Walt Crawford's Cites & Insights 6:2 is an extensive (26, 000 words!) overview and critique of the concepts behind Library 2.0, and what Walt calls "Library 2.0" ("the movement or bandwagon"). It seems comprehensive, though I'm reading it without much knowledge of the issues (I've had limited internet access for much of the past few months). It's definitely worth reading if you have a few spare hours, and want to get a good overview of the topic, or to find out who has been talking about it.

Jenny Levine, writing on the ALA Techsource Blog, discusses what's new about Library 2.0. She provides a good, clear definition, but then (to my mind) doesn't really back it up. The definition:

"For me, "Library 2.0" is not just about making your content easier to use online or getting feedback from your users. It's about letting others use granular pieces of our content where they want, when they want, how they want, automatically, specifically online (although users can then also mash our content however they want in the physical world, too). Read that over a second time and you'll see that it is a very new concept for libraries."

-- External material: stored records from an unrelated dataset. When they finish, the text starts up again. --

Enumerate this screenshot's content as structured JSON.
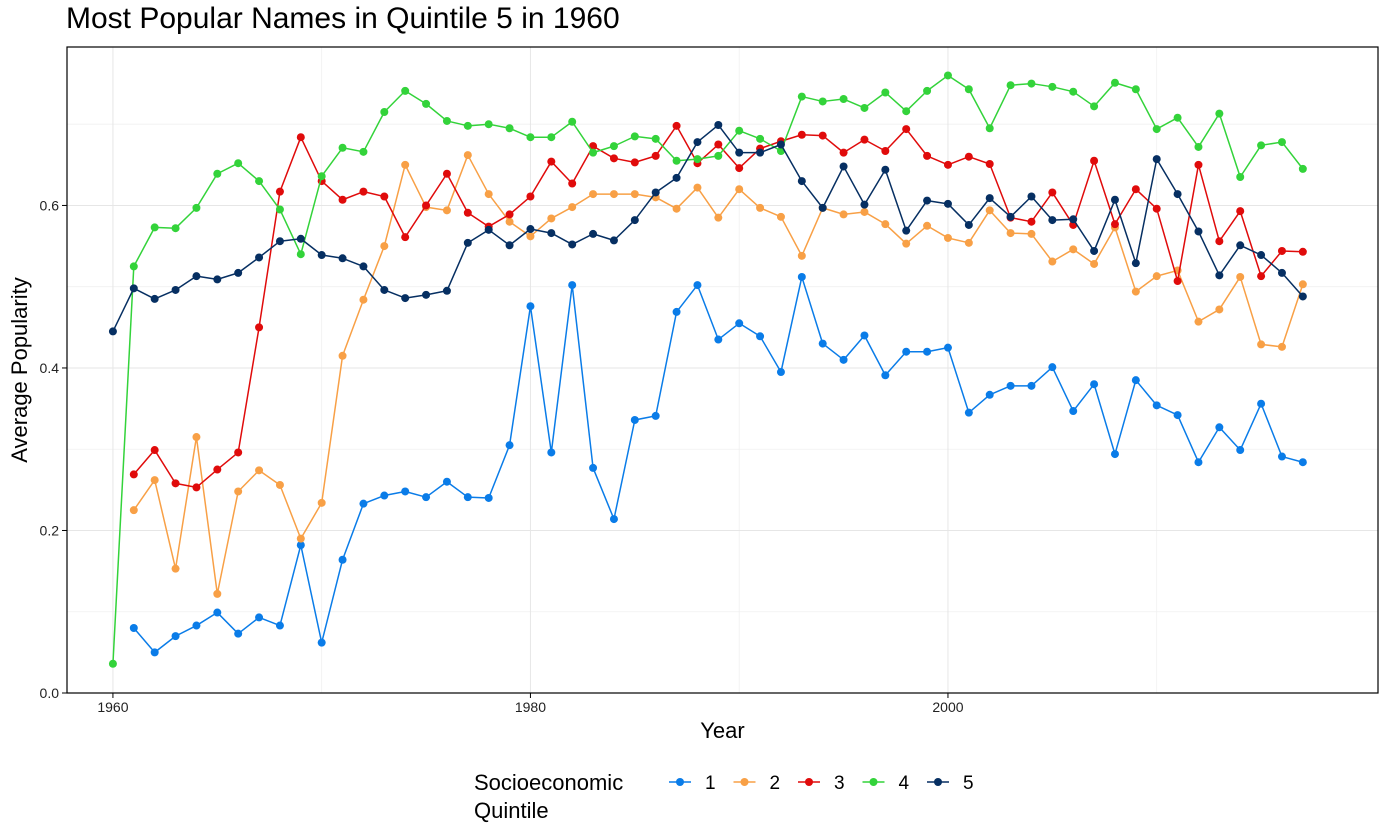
{
  "chart_data": {
    "type": "line",
    "title": "Most Popular Names in Quintile 5 in 1960",
    "xlabel": "Year",
    "ylabel": "Average Popularity",
    "xlim": [
      1957.8,
      2020.6
    ],
    "ylim": [
      0.0,
      0.795
    ],
    "x_ticks": [
      1960,
      1980,
      2000
    ],
    "y_ticks": [
      0.0,
      0.2,
      0.4,
      0.6
    ],
    "y_tick_labels": [
      "0.0",
      "0.2",
      "0.4",
      "0.6"
    ],
    "grid": true,
    "legend": {
      "title_lines": [
        "Socioeconomic",
        "Quintile"
      ],
      "position": "bottom"
    },
    "series": [
      {
        "name": "1",
        "color": "#0a7ce8",
        "x": [
          1961,
          1962,
          1963,
          1964,
          1965,
          1966,
          1967,
          1968,
          1969,
          1970,
          1971,
          1972,
          1973,
          1974,
          1975,
          1976,
          1977,
          1978,
          1979,
          1980,
          1981,
          1982,
          1983,
          1984,
          1985,
          1986,
          1987,
          1988,
          1989,
          1990,
          1991,
          1992,
          1993,
          1994,
          1995,
          1996,
          1997,
          1998,
          1999,
          2000,
          2001,
          2002,
          2003,
          2004,
          2005,
          2006,
          2007,
          2008,
          2009,
          2010,
          2011,
          2012,
          2013,
          2014,
          2015,
          2016,
          2017
        ],
        "values": [
          0.08,
          0.05,
          0.07,
          0.083,
          0.099,
          0.073,
          0.093,
          0.083,
          0.182,
          0.062,
          0.164,
          0.233,
          0.243,
          0.248,
          0.241,
          0.26,
          0.241,
          0.24,
          0.305,
          0.476,
          0.296,
          0.502,
          0.277,
          0.214,
          0.336,
          0.341,
          0.469,
          0.502,
          0.435,
          0.455,
          0.439,
          0.395,
          0.512,
          0.43,
          0.41,
          0.44,
          0.391,
          0.42,
          0.42,
          0.425,
          0.345,
          0.367,
          0.378,
          0.378,
          0.401,
          0.347,
          0.38,
          0.294,
          0.385,
          0.354,
          0.342,
          0.284,
          0.327,
          0.299,
          0.356,
          0.291,
          0.284
        ]
      },
      {
        "name": "2",
        "color": "#f8a046",
        "x": [
          1961,
          1962,
          1963,
          1964,
          1965,
          1966,
          1967,
          1968,
          1969,
          1970,
          1971,
          1972,
          1973,
          1974,
          1975,
          1976,
          1977,
          1978,
          1979,
          1980,
          1981,
          1982,
          1983,
          1984,
          1985,
          1986,
          1987,
          1988,
          1989,
          1990,
          1991,
          1992,
          1993,
          1994,
          1995,
          1996,
          1997,
          1998,
          1999,
          2000,
          2001,
          2002,
          2003,
          2004,
          2005,
          2006,
          2007,
          2008,
          2009,
          2010,
          2011,
          2012,
          2013,
          2014,
          2015,
          2016,
          2017
        ],
        "values": [
          0.225,
          0.262,
          0.153,
          0.315,
          0.122,
          0.248,
          0.274,
          0.256,
          0.19,
          0.234,
          0.415,
          0.484,
          0.55,
          0.65,
          0.598,
          0.594,
          0.662,
          0.614,
          0.58,
          0.562,
          0.584,
          0.598,
          0.614,
          0.614,
          0.614,
          0.61,
          0.596,
          0.622,
          0.585,
          0.62,
          0.597,
          0.586,
          0.538,
          0.597,
          0.589,
          0.592,
          0.577,
          0.553,
          0.575,
          0.56,
          0.554,
          0.594,
          0.566,
          0.565,
          0.531,
          0.546,
          0.528,
          0.573,
          0.494,
          0.513,
          0.52,
          0.457,
          0.472,
          0.512,
          0.429,
          0.426,
          0.503
        ]
      },
      {
        "name": "3",
        "color": "#e00b0b",
        "x": [
          1961,
          1962,
          1963,
          1964,
          1965,
          1966,
          1967,
          1968,
          1969,
          1970,
          1971,
          1972,
          1973,
          1974,
          1975,
          1976,
          1977,
          1978,
          1979,
          1980,
          1981,
          1982,
          1983,
          1984,
          1985,
          1986,
          1987,
          1988,
          1989,
          1990,
          1991,
          1992,
          1993,
          1994,
          1995,
          1996,
          1997,
          1998,
          1999,
          2000,
          2001,
          2002,
          2003,
          2004,
          2005,
          2006,
          2007,
          2008,
          2009,
          2010,
          2011,
          2012,
          2013,
          2014,
          2015,
          2016,
          2017
        ],
        "values": [
          0.269,
          0.299,
          0.258,
          0.253,
          0.275,
          0.296,
          0.45,
          0.617,
          0.684,
          0.63,
          0.607,
          0.617,
          0.611,
          0.561,
          0.6,
          0.639,
          0.591,
          0.574,
          0.589,
          0.611,
          0.654,
          0.627,
          0.673,
          0.658,
          0.653,
          0.661,
          0.698,
          0.652,
          0.675,
          0.646,
          0.67,
          0.679,
          0.687,
          0.686,
          0.665,
          0.681,
          0.667,
          0.694,
          0.661,
          0.65,
          0.66,
          0.651,
          0.585,
          0.58,
          0.616,
          0.576,
          0.655,
          0.577,
          0.62,
          0.596,
          0.507,
          0.65,
          0.556,
          0.593,
          0.513,
          0.544,
          0.543
        ]
      },
      {
        "name": "4",
        "color": "#33d33a",
        "x": [
          1960,
          1961,
          1962,
          1963,
          1964,
          1965,
          1966,
          1967,
          1968,
          1969,
          1970,
          1971,
          1972,
          1973,
          1974,
          1975,
          1976,
          1977,
          1978,
          1979,
          1980,
          1981,
          1982,
          1983,
          1984,
          1985,
          1986,
          1987,
          1988,
          1989,
          1990,
          1991,
          1992,
          1993,
          1994,
          1995,
          1996,
          1997,
          1998,
          1999,
          2000,
          2001,
          2002,
          2003,
          2004,
          2005,
          2006,
          2007,
          2008,
          2009,
          2010,
          2011,
          2012,
          2013,
          2014,
          2015,
          2016,
          2017
        ],
        "values": [
          0.036,
          0.525,
          0.573,
          0.572,
          0.597,
          0.639,
          0.652,
          0.63,
          0.595,
          0.54,
          0.636,
          0.671,
          0.666,
          0.715,
          0.741,
          0.725,
          0.704,
          0.698,
          0.7,
          0.695,
          0.684,
          0.684,
          0.703,
          0.665,
          0.673,
          0.685,
          0.682,
          0.655,
          0.657,
          0.661,
          0.692,
          0.682,
          0.667,
          0.734,
          0.728,
          0.731,
          0.72,
          0.739,
          0.716,
          0.741,
          0.76,
          0.743,
          0.695,
          0.748,
          0.75,
          0.746,
          0.74,
          0.722,
          0.751,
          0.743,
          0.694,
          0.708,
          0.672,
          0.713,
          0.635,
          0.674,
          0.678,
          0.645
        ]
      },
      {
        "name": "5",
        "color": "#062f62",
        "x": [
          1960,
          1961,
          1962,
          1963,
          1964,
          1965,
          1966,
          1967,
          1968,
          1969,
          1970,
          1971,
          1972,
          1973,
          1974,
          1975,
          1976,
          1977,
          1978,
          1979,
          1980,
          1981,
          1982,
          1983,
          1984,
          1985,
          1986,
          1987,
          1988,
          1989,
          1990,
          1991,
          1992,
          1993,
          1994,
          1995,
          1996,
          1997,
          1998,
          1999,
          2000,
          2001,
          2002,
          2003,
          2004,
          2005,
          2006,
          2007,
          2008,
          2009,
          2010,
          2011,
          2012,
          2013,
          2014,
          2015,
          2016,
          2017
        ],
        "values": [
          0.445,
          0.498,
          0.485,
          0.496,
          0.513,
          0.509,
          0.517,
          0.536,
          0.556,
          0.559,
          0.539,
          0.535,
          0.525,
          0.496,
          0.486,
          0.49,
          0.495,
          0.554,
          0.57,
          0.551,
          0.571,
          0.566,
          0.552,
          0.565,
          0.557,
          0.582,
          0.616,
          0.634,
          0.678,
          0.699,
          0.665,
          0.665,
          0.675,
          0.63,
          0.597,
          0.648,
          0.601,
          0.644,
          0.569,
          0.606,
          0.602,
          0.576,
          0.609,
          0.586,
          0.611,
          0.582,
          0.583,
          0.544,
          0.607,
          0.529,
          0.657,
          0.614,
          0.568,
          0.514,
          0.551,
          0.539,
          0.517,
          0.488
        ]
      }
    ]
  }
}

OK, good. I can see the appeal of this, and I can see how it's different from things that libraries have done before. I'm not sure if, in itself, it deserves a name like Library 2.0. There have surely been other, more significant, paradigm shifts in library history (move from closed to open stacks; the notion of the public library; the notion of lending libraries; invention of cataloguing and classification schemes - I don't know, I'm not a library historian). The name Library 2.0 implies to me that this is a clean break with the past - there's everything that has gone before, and there's this. Jenny writes "If you want to think small and look at L2 through the lens of only what we have done in the past, then yes it is nothing new". It's maybe not her intention, but this sentence seems to imply that "what we have done in the past" is "small". I don't think it is. I'm actually proud of what libraries have achieved in the past.

But generally, I appreciate Jenny's arguments in the first part of her post. Library 2.0 is about re-using and re-mixing content, allowing users access to our resources as they wish. It's a conversation, like the Cluetrain Manifesto says [Jenny doesn't mention Cluetrain, but others have, and the connection seems obvious to me].

But what does this mean?

"If you take a step back and look at what all of those tools and technologies could mean for a library's online presence, you can't help but be optimistic about what L2 can do for us IN THE SPACES WHERE OUR USERS ARE. Again, a very new concept."

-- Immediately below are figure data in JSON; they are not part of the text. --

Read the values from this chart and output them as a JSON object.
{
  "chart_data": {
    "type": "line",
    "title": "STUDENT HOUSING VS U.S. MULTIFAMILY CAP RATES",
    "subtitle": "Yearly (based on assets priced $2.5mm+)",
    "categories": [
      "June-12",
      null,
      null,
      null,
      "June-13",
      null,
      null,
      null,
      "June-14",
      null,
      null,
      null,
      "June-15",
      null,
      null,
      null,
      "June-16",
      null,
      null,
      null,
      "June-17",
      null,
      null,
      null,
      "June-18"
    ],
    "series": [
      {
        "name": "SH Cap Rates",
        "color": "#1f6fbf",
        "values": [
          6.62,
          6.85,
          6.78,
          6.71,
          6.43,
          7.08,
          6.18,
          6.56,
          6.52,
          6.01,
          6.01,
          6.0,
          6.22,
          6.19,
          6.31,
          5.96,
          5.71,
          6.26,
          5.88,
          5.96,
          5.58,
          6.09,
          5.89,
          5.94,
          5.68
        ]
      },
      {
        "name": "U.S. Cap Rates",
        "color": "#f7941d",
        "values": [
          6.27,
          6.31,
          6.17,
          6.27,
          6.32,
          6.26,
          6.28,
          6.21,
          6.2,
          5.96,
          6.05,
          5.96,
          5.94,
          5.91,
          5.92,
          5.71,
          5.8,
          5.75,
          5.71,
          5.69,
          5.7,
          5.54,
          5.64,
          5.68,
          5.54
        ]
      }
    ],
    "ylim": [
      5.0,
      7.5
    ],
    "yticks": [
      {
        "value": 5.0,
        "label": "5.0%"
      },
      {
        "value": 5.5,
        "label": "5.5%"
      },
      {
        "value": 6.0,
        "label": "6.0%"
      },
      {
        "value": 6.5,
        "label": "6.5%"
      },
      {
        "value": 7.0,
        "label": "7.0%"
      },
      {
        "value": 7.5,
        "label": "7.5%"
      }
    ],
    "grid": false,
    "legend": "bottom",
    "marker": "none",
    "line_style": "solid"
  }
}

I don't get this. I'm sorry. What's new about going where our users are? Having a bookmobile, or a marae-based service is going where your users are. Does it need a new label? Yes, I realise we have users (or potential users) who are most comfortable online. Yes, we should be taking advantage of new tools to serve them wherever they are most comfortable. I don't see how this is different from adopting new technologies like phone or email (or postal mail!) to serve users. I also don't see why online services are being promoted so heavily by Library 2.0 proponents, when something like a third of Americans have still never used the internet (and probably a similar percentage for other Western countries). Some of my co-workers struggle with Word or email [and these are professional people who are a heck of a lot smarter than I am]. Where are they in this picture?

"So pieces of the big picture include things like constant change, making the library user-centered, and encouraging user participation—but there's a lot more to it than that. There's also disintermediation of content as well as shifting your services to where your users are. When L2 opponents say that libraries have been doing these things all along, they're right—IF they're talking about doing it within the library's four walls. However, they've failed to understand that we don't do this online .....Show me an example of librarians doing a great job of fighting censorship online where the content can be reused elsewhere, users contribute, and the content is user-centered."

It's obvious that libraries haven't historically done such things online. How long has "online" existed? Graphical web browsing is only 12 years old, after all. In most cases, it seems logical that we should be moving online, though again I don't see the need for a manifesto in order to do so. Think having a library blog is a good idea? Set up a blog, then. And I don't see why we necessarily have to be online - why is it important that librarians are fighting censorship online, per se?

Finally, I'm a little surprised at the use of terms like "opponents". Both Steven Cohen and Meredith Wolfwater make the same point in the comments to that post. [edit: Meredith has also posted a very good response to Jenny's article]. I'm sceptical (as should be obvious) about the idea of/need for "Library 2.0" as a movement. That doesn't mean I'm opposed to it, just that I don't see what it offers that's additional to what some librarians (notably Jenny herself) have been saying for years.

And I think that's about all I've got to say. I'm going to carry on trying to adapt (some)[1] of the Web 2.0/Library 2.0 tools to my work environment, but I don't think I'll be signing up for the movement anytime soon.

[1] Wikis, re-mixed RSS feeds, librarything.com, social bookmarking/collaborative tagging (at the enterprise level, if possible), IM are all things that I've been exploring, or thinking about exploring.